Der allgemeine Ansatz für die Berücksichtigung von Aufwendungen des Unterhaltsschuldners bei der Bemessung des Unterhalts liegt darin, dessen Verhalten an jenem eines pflichtbewussten Elternteils in einer intakten Familie zu messen (allgemein RIS‑Justiz RS0047590 mwN). Beispielsweise wurden bei Transsexualität, der Krankheitswert zukommen kann, Behandlungskosten für psychotherapeutische Behandlung und Kosten der Geschlechtsumwandlung die Berücksichtigung bei der Unterhaltsbemessungsgrundlage zugebilligt, wenn ein verantwortungsbewusster Elternteil diese Aufwendung getätigt hätte (RIS‑Justiz RS085164 mwN).

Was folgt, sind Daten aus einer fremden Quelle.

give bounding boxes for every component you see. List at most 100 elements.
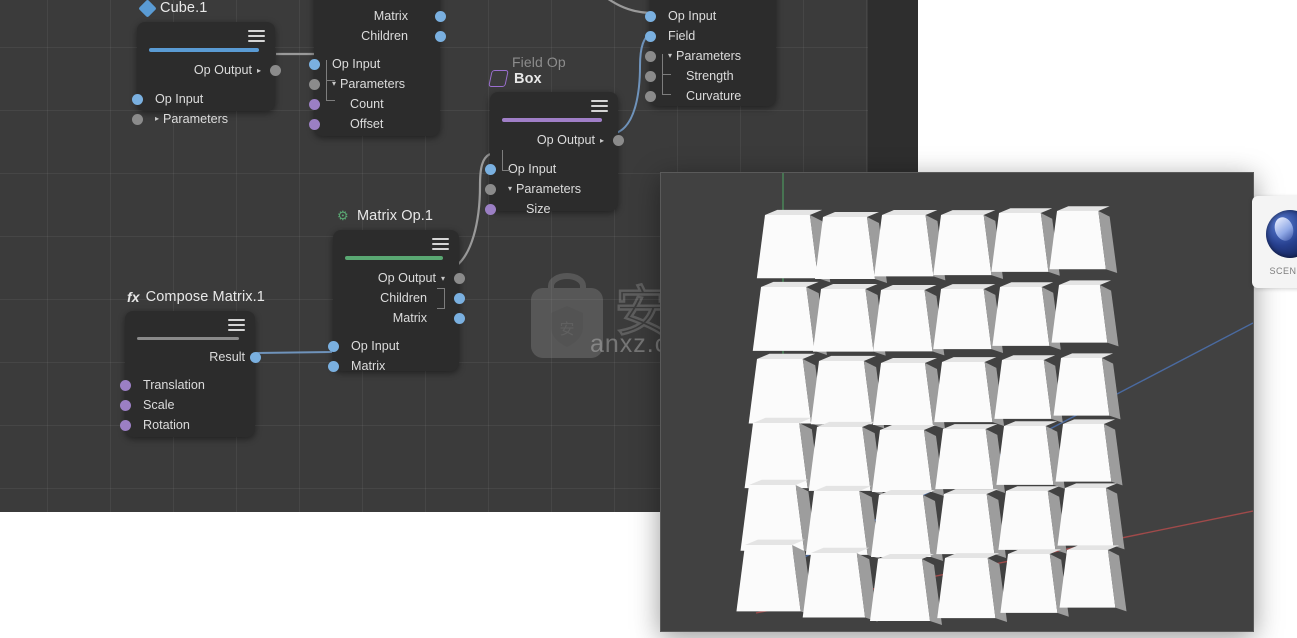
port-dot-op-input[interactable] [131, 93, 143, 105]
node-matrix-op[interactable]: ⚙ Matrix Op.1 Op Output ▾ Children Matri… [327, 208, 465, 373]
port-dot-matrix-in[interactable] [327, 360, 339, 372]
node-compose-matrix-body[interactable]: Result Translation Scale Rotation [119, 311, 261, 437]
chevron-right-icon[interactable]: ▸ [155, 114, 159, 123]
port-dot-translation[interactable] [119, 379, 131, 391]
port-row-op-output[interactable]: Op Output ▸ [490, 130, 624, 150]
port-dot-op-input[interactable] [308, 58, 320, 70]
port-row-matrix-in[interactable]: Matrix [327, 356, 459, 376]
node-cube[interactable]: Cube.1 Op Output ▸ Op Input ▸ Parameters [131, 0, 281, 126]
app-icon-caption: SCEN [1269, 266, 1297, 276]
param-bracket [662, 94, 671, 95]
port-dot-offset[interactable] [308, 118, 320, 130]
port-row-scale[interactable]: Scale [119, 395, 255, 415]
node-box-label: Box [514, 70, 542, 87]
port-dot-children-out[interactable] [453, 292, 465, 304]
port-label: Op Input [508, 162, 557, 176]
node-cube-body[interactable]: Op Output ▸ Op Input ▸ Parameters [131, 22, 281, 126]
port-row-offset[interactable]: Offset [308, 114, 440, 134]
port-label: Op Input [668, 9, 717, 23]
port-dot-scale[interactable] [119, 399, 131, 411]
port-row-children-out[interactable]: Children [333, 288, 465, 308]
node-box[interactable]: Field Op Box Op Output ▸ Op Input ▾ Para… [484, 54, 624, 216]
port-row-op-input[interactable]: Op Input [131, 89, 275, 109]
port-row-result[interactable]: Result [125, 347, 261, 367]
node-cube-title: Cube.1 [138, 0, 207, 18]
port-dot-parameters[interactable] [644, 50, 656, 62]
port-row-children-out[interactable]: Children [314, 26, 446, 46]
port-dot-parameters[interactable] [484, 183, 496, 195]
port-row-op-input[interactable]: Op Input [327, 336, 459, 356]
port-row-field[interactable]: Field [644, 26, 776, 46]
port-row-rotation[interactable]: Rotation [119, 415, 255, 435]
port-dot-result[interactable] [249, 351, 261, 363]
port-dot-op-input[interactable] [644, 10, 656, 22]
port-label: Curvature [686, 89, 742, 103]
port-dot-count[interactable] [308, 98, 320, 110]
port-bracket [437, 308, 445, 309]
port-row-strength[interactable]: Strength [644, 66, 776, 86]
port-row-translation[interactable]: Translation [119, 375, 255, 395]
port-row-op-input[interactable]: Op Input [308, 54, 440, 74]
purple-field-icon [488, 70, 509, 87]
chevron-right-icon: ▸ [256, 65, 261, 75]
param-bracket [326, 100, 335, 101]
node-box-title: Field Op Box [488, 54, 566, 87]
application-window: Cube.1 Op Output ▸ Op Input ▸ Parameters… [0, 0, 1297, 638]
port-row-matrix-out[interactable]: Matrix [333, 308, 465, 328]
port-dot-curvature[interactable] [644, 90, 656, 102]
node-field-target[interactable]: Op Input Field ▾ Parameters Strength Cur… [644, 0, 776, 106]
port-label: Matrix [392, 311, 427, 325]
port-label: Matrix [373, 9, 408, 23]
port-label: Parameters [676, 49, 742, 63]
port-label: Op Output [536, 133, 595, 147]
app-icon-card[interactable]: SCEN [1252, 196, 1297, 288]
port-dot-op-input[interactable] [484, 163, 496, 175]
port-dot-matrix-out[interactable] [434, 10, 446, 22]
node-compose-matrix[interactable]: fx Compose Matrix.1 Result Translation S… [119, 289, 265, 437]
port-dot-children-out[interactable] [434, 30, 446, 42]
port-dot-strength[interactable] [644, 70, 656, 82]
port-label: Children [361, 29, 408, 43]
green-gear-icon: ⚙ [337, 208, 349, 223]
port-label: Parameters [516, 182, 582, 196]
node-box-body[interactable]: Op Output ▸ Op Input ▾ Parameters Size [484, 92, 624, 216]
port-row-matrix-out[interactable]: Matrix [314, 6, 446, 26]
port-dot-parameters[interactable] [131, 113, 143, 125]
port-row-op-input[interactable]: Op Input [484, 159, 618, 179]
port-dot-field[interactable] [644, 30, 656, 42]
port-label: Parameters [163, 112, 229, 126]
node-matrix-op-body[interactable]: Op Output ▾ Children Matrix Op Input Mat… [327, 230, 465, 373]
viewport-panel[interactable] [660, 172, 1254, 632]
node-compose-matrix-title: fx Compose Matrix.1 [127, 289, 265, 305]
port-row-op-output[interactable]: Op Output ▸ [137, 60, 281, 80]
port-row-op-input[interactable]: Op Input [644, 6, 776, 26]
port-row-parameters[interactable]: ▾ Parameters [484, 179, 618, 199]
port-dot-parameters[interactable] [308, 78, 320, 90]
port-label: Field [668, 29, 696, 43]
param-bracket [502, 150, 503, 170]
port-label: Op Input [332, 57, 381, 71]
port-row-curvature[interactable]: Curvature [644, 86, 776, 106]
chevron-down-icon[interactable]: ▾ [668, 51, 672, 60]
port-label: Offset [350, 117, 384, 131]
port-dot-rotation[interactable] [119, 419, 131, 431]
port-dot-size[interactable] [484, 203, 496, 215]
port-dot-op-output[interactable] [453, 272, 465, 284]
node-clone-body[interactable]: Matrix Children Op Input ▾ Parameters Co… [308, 0, 446, 136]
port-dot-op-output[interactable] [269, 64, 281, 76]
port-row-op-output[interactable]: Op Output ▾ [333, 268, 465, 288]
port-row-parameters[interactable]: ▾ Parameters [644, 46, 776, 66]
chevron-down-icon[interactable]: ▾ [508, 184, 512, 193]
port-row-parameters[interactable]: ▸ Parameters [131, 109, 275, 129]
node-field-target-body[interactable]: Op Input Field ▾ Parameters Strength Cur… [644, 0, 776, 106]
port-dot-matrix-out[interactable] [453, 312, 465, 324]
node-clone[interactable]: Matrix Children Op Input ▾ Parameters Co… [308, 0, 446, 136]
node-compose-matrix-label: Compose Matrix.1 [145, 289, 265, 305]
port-row-parameters[interactable]: ▾ Parameters [308, 74, 440, 94]
port-dot-op-output[interactable] [612, 134, 624, 146]
port-label: Result [209, 350, 245, 364]
port-label: Op Input [351, 339, 400, 353]
port-dot-op-input[interactable] [327, 340, 339, 352]
port-row-count[interactable]: Count [308, 94, 440, 114]
port-row-size[interactable]: Size [484, 199, 618, 219]
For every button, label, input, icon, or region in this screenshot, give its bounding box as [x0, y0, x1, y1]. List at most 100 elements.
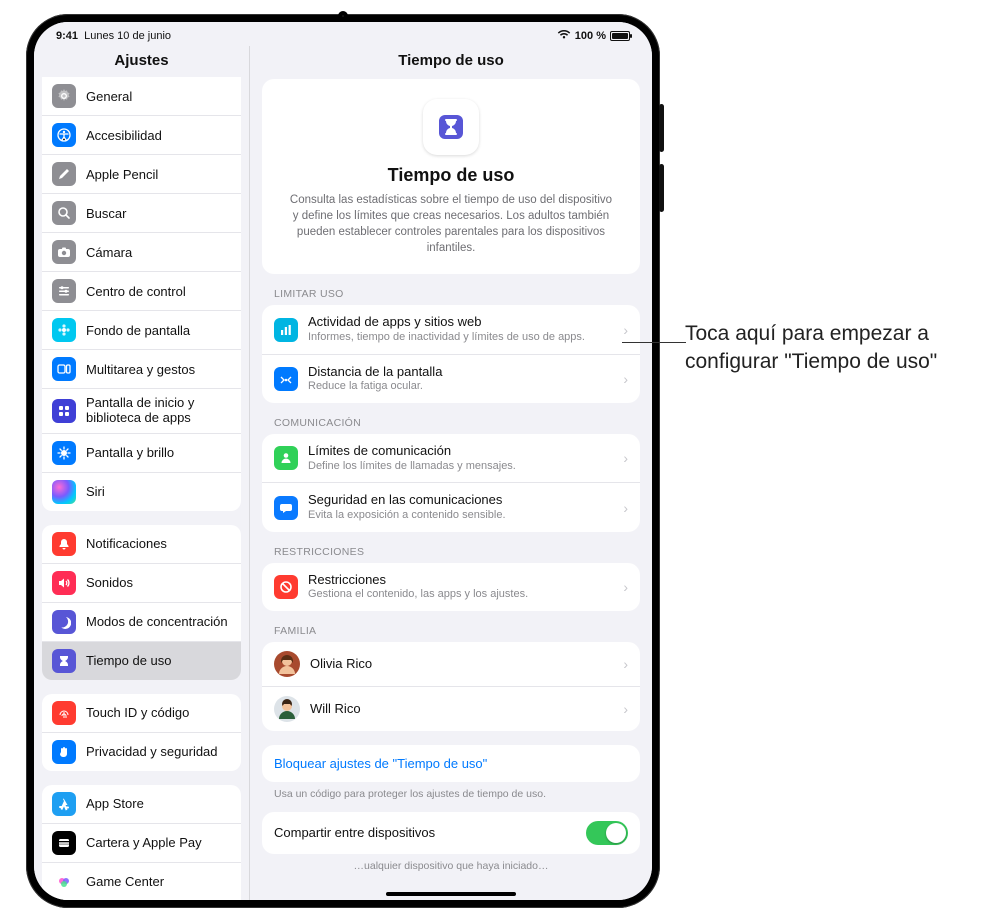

Zieht man nun ins Kalkül, dass der österreichische Gesetzgeber im Rahmen der Voraussetzungen des IVF‑Fonds‑Gesetzes die In‑vitro‑Fertilisation unterstützt, und die Krankheitswertigkeit der Infertilität als solche nicht strittig ist, so vermag allein der Umstand, dass die Kosten der In‑vitro‑Fertilisation nicht von dem Anspruch auf Krankenbehandlung nach dem ASVG erfasst wird, noch nicht eine Berücksichtigung bei der Unterhaltsbemessung generell auszuschließen. Wohl wird aber ein verantwortungsbewusster Elternteil auch in einer aufrechten Ehe die Aufwendungen auf einen längeren Zeitraum verteilen. Hier hat nun das Erstgericht ohnehin im Wesentlichen die sich aus einer In‑vitro‑Fertilisation ergebenden Kosten angemessen für das Jahr 2011 berücksichtigt. Eine darüber hinaus vom Vater begehrte weitere Berücksichtigung kann im Rahmen der dargestellten Grundsätze nicht als angemessen erachtet werden.

Insgesamt war daher im Ergebnis dem Revisionsrekurs nicht Folge zu geben.

Ein Kostenersatz war nicht zuzusprechen (§ 101 Abs 2 AußStrG).